Wednesday’s shooting at a Nashville-area movie theater, coupled with a similar incident last month that left three moviegoers dead in Lafayette, La., has revived the debate over whether movie theaters should add metal detectors and other security measures.
According to a July study by research firm C4, conducted just days after the Lafayette shooting, moviegoers had mixed feelings over the installation of additional security in theaters. About one-third of respondents said they believe theater lobbies should have metal detectors and armed security personnel. But only 13% said they’d be willing to pay an estimated $3 bump in ticket prices that might come with such added security, depending on how theaters passed the costs along to consumers.

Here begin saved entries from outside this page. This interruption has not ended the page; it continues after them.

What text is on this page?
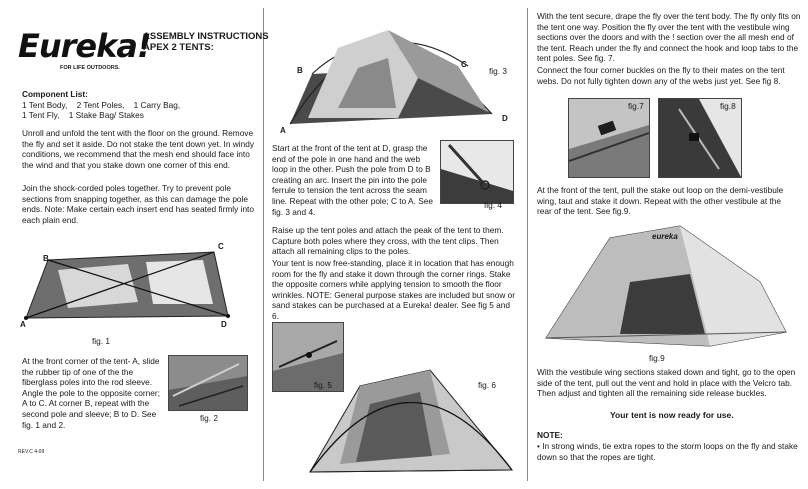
Eureka!
FOR LIFE OUTDOORS.
ASSEMBLY INSTRUCTIONS
APEX 2 TENTS:
Component List:
1 Tent Body,    2 Tent Poles,    1 Carry Bag,
1 Tent Fly,    1 Stake Bag/ Stakes
Unroll and unfold the tent with the floor on the ground. Remove the fly and set it aside. Do not stake the tent down yet. In windy conditions, we recommend that the mesh end should face into the wind and that you stake down one corner of this end.
Join the shock-corded poles together. Try to prevent pole sections from snapping together, as this can damage the pole ends. Note: Make certain each insert end has seated firmly into each plain end.
A
B
C
D
fig. 1
At the front corner of the tent- A, slide the rubber tip of one of the the fiberglass poles into the rod sleeve. Angle the pole to the opposite corner; A to C. At corner B, repeat with the second pole and sleeve; B to D. See fig. 1 and 2.
fig. 2
REV.C 4-09
A
B
C
D
fig. 3
Start at the front of the tent at D, grasp the end of the pole in one hand and the web loop in the other. Push the pole from D to B creating an arc. Insert the pin into the pole ferrule to tension the tent across the seam line. Repeat with the other pole; C to A. See fig. 3 and 4.
fig. 4
Raise up the tent poles and attach the peak of the tent to them. Capture both poles where they cross, with the tent clips. Then attach all remaining clips to the poles.
Your tent is now free-standing, place it in location that has enough room for the fly and stake it down through the corner rings. Stake the opposite corners while applying tension to smooth the floor wrinkles. NOTE: General purpose stakes are included but snow or sand stakes can be purchased at a Eureka! dealer. See fig 5 and 6.
fig. 5	fig. 6
With the tent secure, drape the fly over the tent body. The fly only fits on the tent one way. Position the fly over the tent with the vestibule wing sections over the doors and with the ! section over the all mesh end of the tent. Reach under the fly and connect the hook and loop tabs to the tent poles. See fig. 7.
Connect the four corner buckles on the fly to their mates on the tent webs. Do not fully tighten down any of the webs just yet. See fig 8.
fig.7	fig.8
At the front of the tent, pull the stake out loop on the demi-vestibule wing, taut and stake it down. Repeat with the other vestibule at the rear of the tent. See fig.9.
eureka
fig.9
With the vestibule wing sections staked down and tight, go to the open side of the tent, pull out the vent and hold in place with the Velcro tab. Then adjust and tighten all the remaining side release buckles.
Your tent is now ready for use.
NOTE:
• In strong winds, tie extra ropes to the storm loops on the fly and stake down so that the ropes are tight.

It’s not just customers balking at the costs of extra security — theaters are, too. While metal detectors can be purchased for a few thousand dollars, the cost of operating a security checkpoint with trained personnel can run between $250,000 and $1,000,000 depending on the size of the theater, not to mention the potential for creating long lines and customer frustration, according to the The Hollywood Reporter. There’s always the chance that big movie studios could share the costs of extra security with theater chains to protect their business model, but it’s unclear how likely an outcome that might be.
In the absence of stricter gun control laws, there may be little theaters can feasibly do in terms of improving security by adding equipment. As a cinema security expert told Newsday following the 2012 Aurora, Colo., theater shooting: “The only way to defeat this type of behavior is to make the security similar to that of an airport, and that’s not going to happen.”